Joseph Kleiman, President, Buzz Health

"VBC has made enormous strides in how the industry thinks about outcomes, but there's a critical gap hiding in plain sight at the pharmacy counter.
"Patients are abandoning medications because of cost, and health plans have almost no visibility into what happens next. That missing data is quietly eroding the outcomes VBC models are built to protect.
"A patient who seeks an alternative affordability pathway isn't just saving money—they're signaling something important about their coverage and their health plan's performance."
Bill Kerr, MD, CEO, Avalon Healthcare Solutions

"VBC has been the aspiration for more than a decade, yet much of the system still operates on volume-driven economics. The intent is right, but the infrastructure hasn't kept pace, especially in diagnostics.
"Laboratory testing influences roughly 70% of clinical decisions, yet it remains one of the least managed areas in health care. We're making coverage and payment decisions without a clear, evidence-based understanding of whether the right test is being ordered for the right patient at the right time.
"Until the industry brings diagnostic intelligence into the value-based equation, we're measuring outcomes without controlling one of the most significant inputs. In 2026, the priority should be closing that gap. Health plans need to apply precision to their laboratory benefit strategies by using evidence-based protocols and real-time clinical data to ensure testing drives better outcomes, not simply higher utilization.
"That's where VBC becomes real: when every test ordered has a clear line of sight to a clinical decision and a patient outcome.

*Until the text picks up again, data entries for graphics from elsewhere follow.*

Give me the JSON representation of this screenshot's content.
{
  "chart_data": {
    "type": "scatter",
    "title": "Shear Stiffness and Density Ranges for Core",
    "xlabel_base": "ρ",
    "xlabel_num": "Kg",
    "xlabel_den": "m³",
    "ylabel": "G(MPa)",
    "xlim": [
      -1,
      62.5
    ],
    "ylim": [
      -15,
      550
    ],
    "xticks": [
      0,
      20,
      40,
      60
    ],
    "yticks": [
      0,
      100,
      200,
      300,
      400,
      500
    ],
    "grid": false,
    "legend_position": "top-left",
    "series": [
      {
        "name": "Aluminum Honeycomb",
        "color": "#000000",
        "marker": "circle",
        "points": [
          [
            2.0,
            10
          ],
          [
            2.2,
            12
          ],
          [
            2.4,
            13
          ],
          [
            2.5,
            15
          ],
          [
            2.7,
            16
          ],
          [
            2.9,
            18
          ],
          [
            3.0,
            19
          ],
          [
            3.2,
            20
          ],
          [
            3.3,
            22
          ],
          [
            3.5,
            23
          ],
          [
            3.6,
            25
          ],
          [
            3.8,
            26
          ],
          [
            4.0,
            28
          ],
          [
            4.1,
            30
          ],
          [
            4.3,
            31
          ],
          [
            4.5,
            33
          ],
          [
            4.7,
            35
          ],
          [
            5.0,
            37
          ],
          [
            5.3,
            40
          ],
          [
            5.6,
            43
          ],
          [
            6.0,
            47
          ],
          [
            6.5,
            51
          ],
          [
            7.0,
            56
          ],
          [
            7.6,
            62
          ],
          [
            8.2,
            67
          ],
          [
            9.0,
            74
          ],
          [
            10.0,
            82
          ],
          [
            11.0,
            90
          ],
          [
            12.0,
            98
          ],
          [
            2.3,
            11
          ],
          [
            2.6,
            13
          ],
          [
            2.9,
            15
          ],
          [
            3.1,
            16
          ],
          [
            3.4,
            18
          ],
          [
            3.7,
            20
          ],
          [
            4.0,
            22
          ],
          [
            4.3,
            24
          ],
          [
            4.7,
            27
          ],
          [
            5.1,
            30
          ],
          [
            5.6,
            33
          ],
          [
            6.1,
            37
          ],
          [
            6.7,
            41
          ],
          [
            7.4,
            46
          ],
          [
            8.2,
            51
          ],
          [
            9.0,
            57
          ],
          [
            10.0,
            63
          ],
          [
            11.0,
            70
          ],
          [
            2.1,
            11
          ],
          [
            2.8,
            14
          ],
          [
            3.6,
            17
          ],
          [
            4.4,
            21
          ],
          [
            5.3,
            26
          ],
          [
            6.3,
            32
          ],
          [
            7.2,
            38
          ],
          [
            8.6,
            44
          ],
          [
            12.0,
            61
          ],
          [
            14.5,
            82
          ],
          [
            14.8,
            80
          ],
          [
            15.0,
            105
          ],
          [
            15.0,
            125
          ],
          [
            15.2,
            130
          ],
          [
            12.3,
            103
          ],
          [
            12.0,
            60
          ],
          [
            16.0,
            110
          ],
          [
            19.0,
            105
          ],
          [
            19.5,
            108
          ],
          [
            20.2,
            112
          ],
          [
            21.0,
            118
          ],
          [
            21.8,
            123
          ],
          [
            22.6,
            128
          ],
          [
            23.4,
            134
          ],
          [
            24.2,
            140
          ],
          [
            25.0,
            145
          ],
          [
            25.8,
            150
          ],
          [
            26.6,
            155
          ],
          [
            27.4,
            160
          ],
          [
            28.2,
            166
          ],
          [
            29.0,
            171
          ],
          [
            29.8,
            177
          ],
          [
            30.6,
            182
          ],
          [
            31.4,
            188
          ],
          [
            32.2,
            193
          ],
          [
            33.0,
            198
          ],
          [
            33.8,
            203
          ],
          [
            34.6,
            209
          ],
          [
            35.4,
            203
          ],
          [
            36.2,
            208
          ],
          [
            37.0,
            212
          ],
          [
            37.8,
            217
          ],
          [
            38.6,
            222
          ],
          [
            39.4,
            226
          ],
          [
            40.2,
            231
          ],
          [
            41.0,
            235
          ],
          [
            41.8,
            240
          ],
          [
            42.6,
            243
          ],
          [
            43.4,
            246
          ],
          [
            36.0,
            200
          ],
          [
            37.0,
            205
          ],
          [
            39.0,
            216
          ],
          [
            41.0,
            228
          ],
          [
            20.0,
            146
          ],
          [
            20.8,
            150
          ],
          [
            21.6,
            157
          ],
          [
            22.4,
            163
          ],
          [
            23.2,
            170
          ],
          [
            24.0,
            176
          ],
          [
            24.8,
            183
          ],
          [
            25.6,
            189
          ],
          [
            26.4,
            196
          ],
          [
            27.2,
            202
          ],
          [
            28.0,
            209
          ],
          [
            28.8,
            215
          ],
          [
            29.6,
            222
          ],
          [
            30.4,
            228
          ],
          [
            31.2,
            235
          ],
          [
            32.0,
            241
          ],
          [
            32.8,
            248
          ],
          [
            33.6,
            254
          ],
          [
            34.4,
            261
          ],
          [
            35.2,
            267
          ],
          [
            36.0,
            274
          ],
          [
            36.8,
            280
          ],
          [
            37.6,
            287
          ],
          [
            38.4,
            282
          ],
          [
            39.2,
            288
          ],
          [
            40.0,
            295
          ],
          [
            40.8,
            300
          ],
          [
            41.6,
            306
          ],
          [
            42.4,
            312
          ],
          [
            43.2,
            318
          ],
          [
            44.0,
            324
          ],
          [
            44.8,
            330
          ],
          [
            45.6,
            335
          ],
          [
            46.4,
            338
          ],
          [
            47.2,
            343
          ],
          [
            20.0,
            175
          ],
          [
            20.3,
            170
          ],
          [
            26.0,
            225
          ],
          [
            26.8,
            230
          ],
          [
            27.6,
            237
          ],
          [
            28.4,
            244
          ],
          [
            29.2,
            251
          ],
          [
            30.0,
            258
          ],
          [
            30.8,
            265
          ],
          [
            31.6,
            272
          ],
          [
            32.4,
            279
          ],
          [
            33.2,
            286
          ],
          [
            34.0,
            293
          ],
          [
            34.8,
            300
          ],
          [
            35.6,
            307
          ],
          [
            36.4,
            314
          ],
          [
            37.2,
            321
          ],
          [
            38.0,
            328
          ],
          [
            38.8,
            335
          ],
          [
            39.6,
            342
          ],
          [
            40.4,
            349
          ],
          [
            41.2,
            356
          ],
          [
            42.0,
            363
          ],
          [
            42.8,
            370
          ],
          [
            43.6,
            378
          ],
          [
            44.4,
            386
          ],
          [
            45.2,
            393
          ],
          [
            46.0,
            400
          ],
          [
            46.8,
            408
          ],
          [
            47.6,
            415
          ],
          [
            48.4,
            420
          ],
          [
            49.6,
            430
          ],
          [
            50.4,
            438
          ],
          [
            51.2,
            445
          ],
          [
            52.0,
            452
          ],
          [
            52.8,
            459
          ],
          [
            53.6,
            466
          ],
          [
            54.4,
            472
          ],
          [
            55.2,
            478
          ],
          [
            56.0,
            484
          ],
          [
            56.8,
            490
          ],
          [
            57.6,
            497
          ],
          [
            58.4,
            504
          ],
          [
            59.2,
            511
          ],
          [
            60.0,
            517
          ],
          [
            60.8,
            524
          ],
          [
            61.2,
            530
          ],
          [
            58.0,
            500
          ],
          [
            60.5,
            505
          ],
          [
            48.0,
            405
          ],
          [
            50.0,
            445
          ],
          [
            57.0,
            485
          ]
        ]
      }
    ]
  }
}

"The next chapter of VBC will be defined by how well we manage complexity, not just cost. Genetic testing, molecular diagnostics, and precision medicine are advancing faster than most organizations can evaluate them.
"The organizations that integrate diagnostic intelligence into their value-based frameworks will be the ones that ultimately deliver on the promise of better care at lower cost. Without that layer, value-based care remains more aspiration than execution."